Some of those mentioned above are pretty good. Some of them were a lot more into the age regression bit than I had meant; "ageplay" was not the best term for me to have used. More like cases where a young 18-20 year old or so finds out the hard way they're not so grown up as they think - preferably, for me at least, they find this out from somebody not in their family; that seems to be the most common scenario I come up with.
I guess one thing I look for is something that helps create a suspension of disbelief; something. To make the implausible seem plausible. I mean, the idea of an 18 year old guy getting put across his landlady's knee or a 19 year old girl pretending to be 15 for whatever reason, living with a middle aged woman and trying her patience badly enough that the woman turns the girl over her knee...well, this is not a particularly plausible scenario, but there are stories out there that deal successfully with even less plausible scenarios, and make them plausible.
I suppose you could make the story plausible one way or the other, depending on whether you showed a progression from the perspective of the younger person/adolescent/spankee, or the perspective of the adult/spanker.
Take the case of a story seen from the point of view of the younger person. Maybe they find themselves in a living situation with an older adult with kids...and they start realizing (gradually) they're still on the "kid" side of the adult/kid line. Not out of nowhere, though; their own behavior and the adult's response to that behavior makes it gradually clearer that they're still an adolescent, 18 or not. They repeatedly find themselves getting into trouble with the adult of the house - extremely minor things, at first, and gradually progressing. The adult usually treats them naturally as a teenager, not an adult, and establishes themselves as a dominant role without even thinking about it, and without making some point of it - it just happens naturally, because they're the adult and it's their house, after all - and the subject of the story just sort of falls into the situation. Maybe the situation is that they see the adult as an authority figure, and are afraid to outright defy the rules, and just find themselves going along with the rules the adult lays down...most of the time. They don't think much about it, but eventually they slip up in some minor way, getting a pretty minor scolding from the adult, but it reminds them out of the blue of their subordinate position, just a little. Probably just slightly embarrassing at first; nothing even close to serious...but the snowball keeps rolling. Probably the key with this type of story I suppose might be that the adolescent sees themselves slipping into being treated like a kid, but can't do anything about it. With every minor transgression, they see the adulthood they had assumed they had slipping away one little bit at a time, but they can't even complain because it usually really is their fault; either they weren't paying attention, or they thought they wouldn't get busted, and when they do get busted the embarrassment at knowing they earned the scolding (or more) makes them feel even more childish. So in this case, it's the adolescent that sees things snowballing.

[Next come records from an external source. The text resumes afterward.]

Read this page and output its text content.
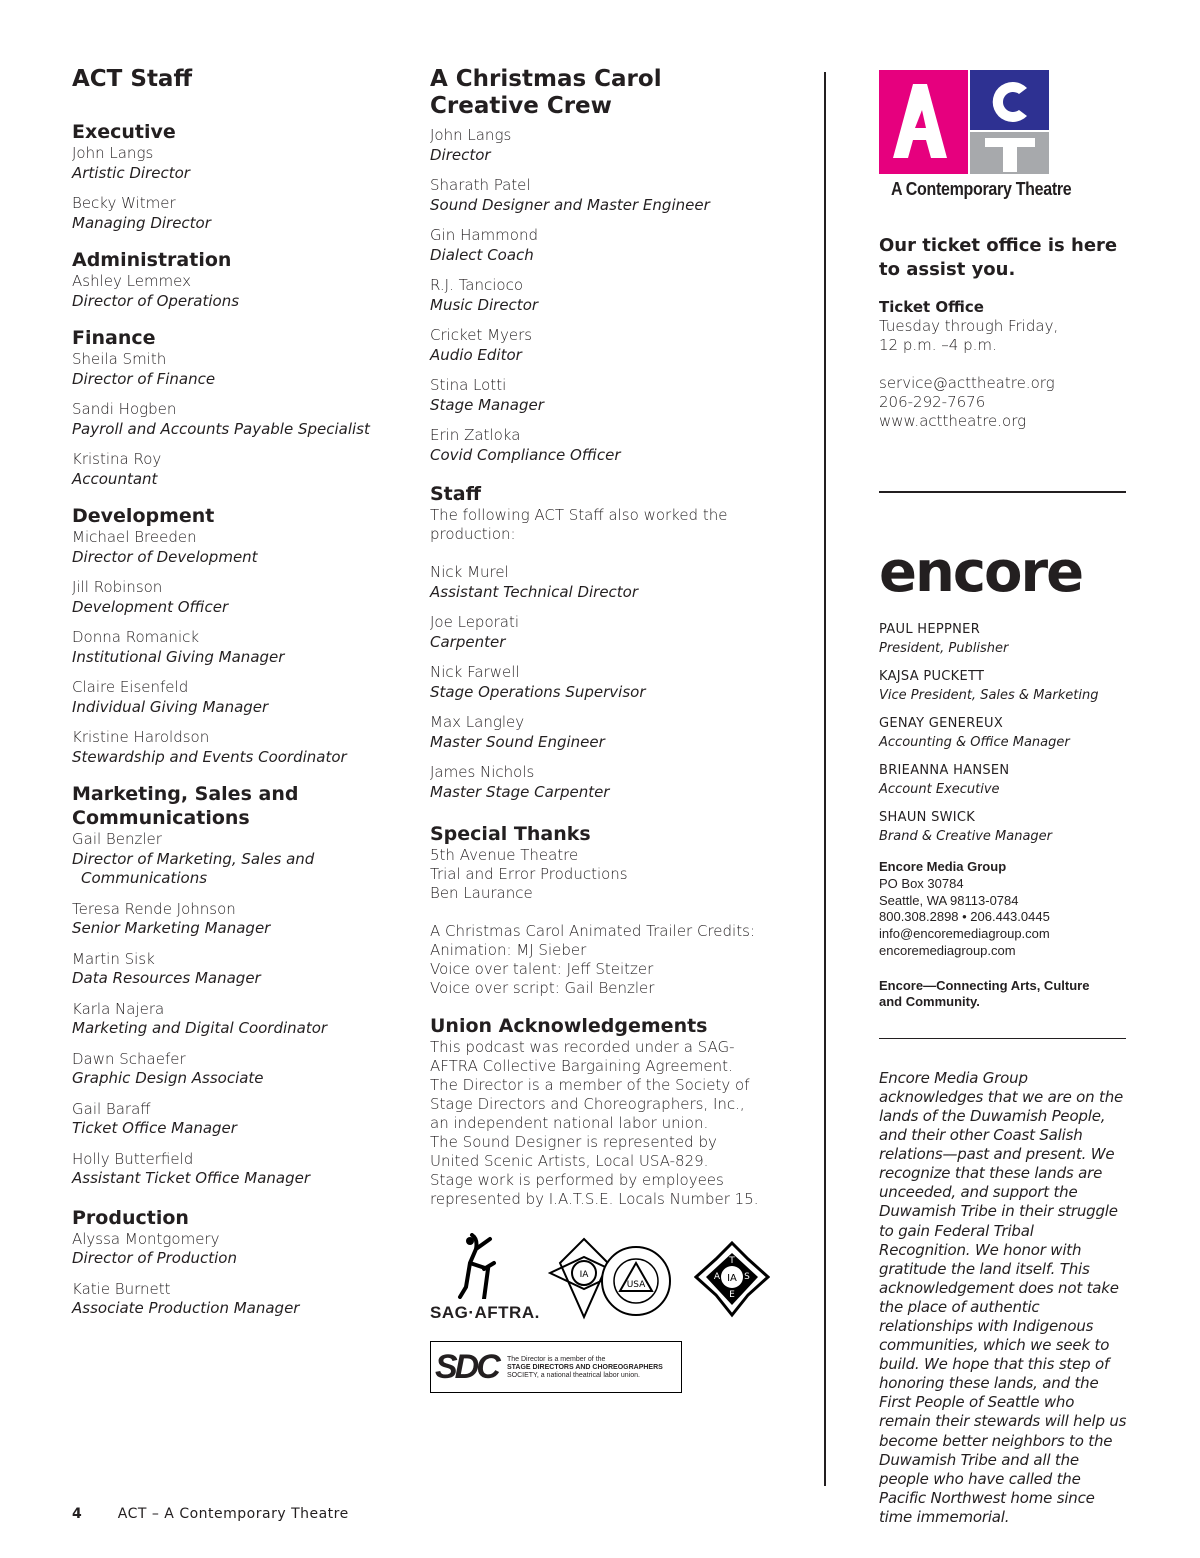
ACT Staff
Executive
John Langs
Artistic Director
Becky Witmer
Managing Director
Administration
Ashley Lemmex
Director of Operations
Finance
Sheila Smith
Director of Finance
Sandi Hogben
Payroll and Accounts Payable Specialist
Kristina Roy
Accountant
Development
Michael Breeden
Director of Development
Jill Robinson
Development Officer
Donna Romanick
Institutional Giving Manager
Claire Eisenfeld
Individual Giving Manager
Kristine Haroldson
Stewardship and Events Coordinator
Marketing, Sales and
Communications
Gail Benzler
Director of Marketing, Sales and
Communications
Teresa Rende Johnson
Senior Marketing Manager
Martin Sisk
Data Resources Manager
Karla Najera
Marketing and Digital Coordinator
Dawn Schaefer
Graphic Design Associate
Gail Baraff
Ticket Office Manager
Holly Butterfield
Assistant Ticket Office Manager
Production
Alyssa Montgomery
Director of Production
Katie Burnett
Associate Production Manager
A Christmas Carol
Creative Crew
John Langs
Director
Sharath Patel
Sound Designer and Master Engineer
Gin Hammond
Dialect Coach
R.J. Tancioco
Music Director
Cricket Myers
Audio Editor
Stina Lotti
Stage Manager
Erin Zatloka
Covid Compliance Officer
Staff
The following ACT Staff also worked the production:
Nick Murel
Assistant Technical Director
Joe Leporati
Carpenter
Nick Farwell
Stage Operations Supervisor
Max Langley
Master Sound Engineer
James Nichols
Master Stage Carpenter
Special Thanks
5th Avenue Theatre
Trial and Error Productions
Ben Laurance
A Christmas Carol Animated Trailer Credits:
Animation: MJ Sieber
Voice over talent: Jeff Steitzer
Voice over script: Gail Benzler
Union Acknowledgements
This podcast was recorded under a SAG- AFTRA Collective Bargaining Agreement.
The Director is a member of the Society of Stage Directors and Choreographers, Inc., an independent national labor union.
The Sound Designer is represented by United Scenic Artists, Local USA-829.
Stage work is performed by employees represented by I.A.T.S.E. Locals Number 15.
SAG·AFTRA.
IA
USA
IA
T
A	S
E
SDC The Director is a member of the
STAGE DIRECTORS AND CHOREOGRAPHERS
SOCIETY, a national theatrical labor union.
A Contemporary Theatre
Our ticket office is here
to assist you.
Ticket Office
Tuesday through Friday,
12 p.m. –4 p.m.
service@acttheatre.org
206-292-7676
www.acttheatre.org
encore
PAUL HEPPNER
President, Publisher
KAJSA PUCKETT
Vice President, Sales & Marketing
GENAY GENEREUX
Accounting & Office Manager
BRIEANNA HANSEN
Account Executive
SHAUN SWICK
Brand & Creative Manager
Encore Media Group
PO Box 30784
Seattle, WA 98113-0784
800.308.2898 • 206.443.0445
info@encoremediagroup.com
encoremediagroup.com
Encore—Connecting Arts, Culture
and Community.
Encore Media Group acknowledges that we are on the lands of the Duwamish People, and their other Coast Salish relations—past and present. We recognize that these lands are unceeded, and support the Duwamish Tribe in their struggle to gain Federal Tribal Recognition. We honor with gratitude the land itself. This acknowledgement does not take the place of authentic relationships with Indigenous communities, which we seek to build. We hope that this step of honoring these lands, and the First People of Seattle who remain their stewards will help us become better neighbors to the Duwamish Tribe and all the people who have called the Pacific Northwest home since time immemorial.
4	ACT – A Contemporary Theatre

Or take the opposite case, where the story progression is seen from the perspective of the adult. Maybe the idea of treating a young adult as anything other than an adult never even occurred to them. In that case, I suppose the key is to see their patience being worn thin over time by the increasingly obvious (and probably unforseen) immature behavior from the young adult, with a growing frustration and exasperation, combined with their being at a loss for how to deal with the situation. Perhaps the idea what she needs is to have to sleep on her stomach now and then just comes into their mind unbidden; the progression their would be to show them laughing and dismissing the idea as absurd, then gradually being worn down over time. Maybe the adolescent's immature behavior is all it takes to change their mind eventually, or maybe they run across some sort of parenting magazine with an article about how adolescents still need discipline, or maybe she runs into an old friend who reminds her that's it's her house and she needs to enforce the rules somehow. Maybe she's on the bus and overhears some older ladies talking about some crime committed by a teenager, talking about how a lack of discipline causes that sort of thing, etc. and so forth. Over time they're worn down, until the inevitable happens.
I suppose you could show a story from both perspectives, of course, showing a progression from both points of view. And of course you could show a story where neither side's views progressed; the adolescent's unstated view would be "Lol of course I'm too old for that; how is that even a question" and the adult's unstated view would be "Lol of course they aren't too old to get it; how is that even a question?" And nothing changes until The Inevitable occurs, and the Irresistible Force shows the Object they're considerably less Immovable than they had thought. That fourth category is fairly common, I suppose, and can give a good twist ending.
But I suppose what I'm looking for is stories where that progression occurs, and is seen by one party or the other, or both.